Apple has signed agreements with three major US textbook publishers, Pearson, McGraw Hill, and Houghton Mifflin Harcourt, to create and sell electronic high school textbooks which will cost $15 or less. Some science and mathematics books are available, along with a free sample of one by famed scientist E.O. Wilson, Life on Earth. Those who saw a demo of the book (you can seen it via this video) were, as expected, awed.
Textbooks available in Apple’s iBooks store can only be used on Apple devices. But as many have pointed out, it is highly unlikely that most school districts can afford a $400-$500 iPad for every student. As the New York Times recalls, Amazon announced that its Kindle DX would revolutionize textbooks in 2009, only to see the plan by and large “fizzle” in pilot programs with college students who — unlike K – 12 public students — may be more likely to purchase an e-reader of some sort. Even if you could download one of the iBook textbooks onto a less expensive iPod, the size of the print (not to mention of diagrams, etc.) would be prohibitively small.

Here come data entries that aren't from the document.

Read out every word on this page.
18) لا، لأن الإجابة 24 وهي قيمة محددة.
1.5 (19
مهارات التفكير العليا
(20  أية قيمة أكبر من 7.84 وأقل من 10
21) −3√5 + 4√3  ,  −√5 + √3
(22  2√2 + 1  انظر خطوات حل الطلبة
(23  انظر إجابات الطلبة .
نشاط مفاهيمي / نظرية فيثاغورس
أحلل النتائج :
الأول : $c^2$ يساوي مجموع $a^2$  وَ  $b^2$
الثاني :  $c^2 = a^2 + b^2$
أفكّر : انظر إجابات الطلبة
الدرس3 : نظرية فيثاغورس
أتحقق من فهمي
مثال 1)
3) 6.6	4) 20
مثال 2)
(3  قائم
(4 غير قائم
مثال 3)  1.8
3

The Problem of Affordability and Access
Apple announced its electronic textbook initiative at New York’s Guggenheim Museum. Whether Apple intended it or not, this choice of venue — a beautiful art museum in a major cultural capital of the world — symbolizes both the innovations and the limitations of Apple’s attempts to enter the $8 billion domestic textbook market.
First, e-textbooks on iPads are only available to those who can afford the devices. Second, it is one thing for educators and adults (with memories of wretched hours spent poring over word-filled pages of a chemistry textbook) to gush over the graphical delights of a textbook on an iPad. But it is another matter to be a student using such a book in a classroom while trying (or failing) to avoid fiddling around with the other features and apps on the device, and yet also another for the teacher trying to teach, be the resident technology specialist and maintain a reasonably ordered learning environment.
One device that contains every textbook a student needs seems a big plus (and likely to cut down on concerns about students injuring their backs under the weight of too many heavy textbooks in their backpacks). Electronic textbooks, with the rich multimedia interface the iPad offers make a “minimum classroom” possible for students “regardless of physical circumstances,” says Megan Garber in The Atlantic — though as she too notes, whether or not the iTextbook will become as popular as the iPod rests largely on there being “future, presumably cheaper models of the tablet” available. Very, very few of my students at the (small, urban, Jesuit) college where I teach have iPads; some have to wait to buy textbooks till some weeks in the semester due to a lack of funds.
That said, I find the idea of e-textbooks that could be customizable to the different academic needs of students intriguing. Sometimes I have wondered why I even assign a textbook for my Elementary Latin class, as much of the information is communicated in class (via my teaching and writing on the board) or can be found on the internet (yes, through Wikipedia and other sites). The textbook I do assign is black and white, with few images; it is readily available and older, used, cheaper versions work as well as the newer ones as Latin grammar is a subject that does not change. I am more than tempted to see what sort of Latin textbook I might create using Apple’s new software.
But it would be a bit ironic if a textbook I wrote for my students would not be accessible to them, unless they have the right device.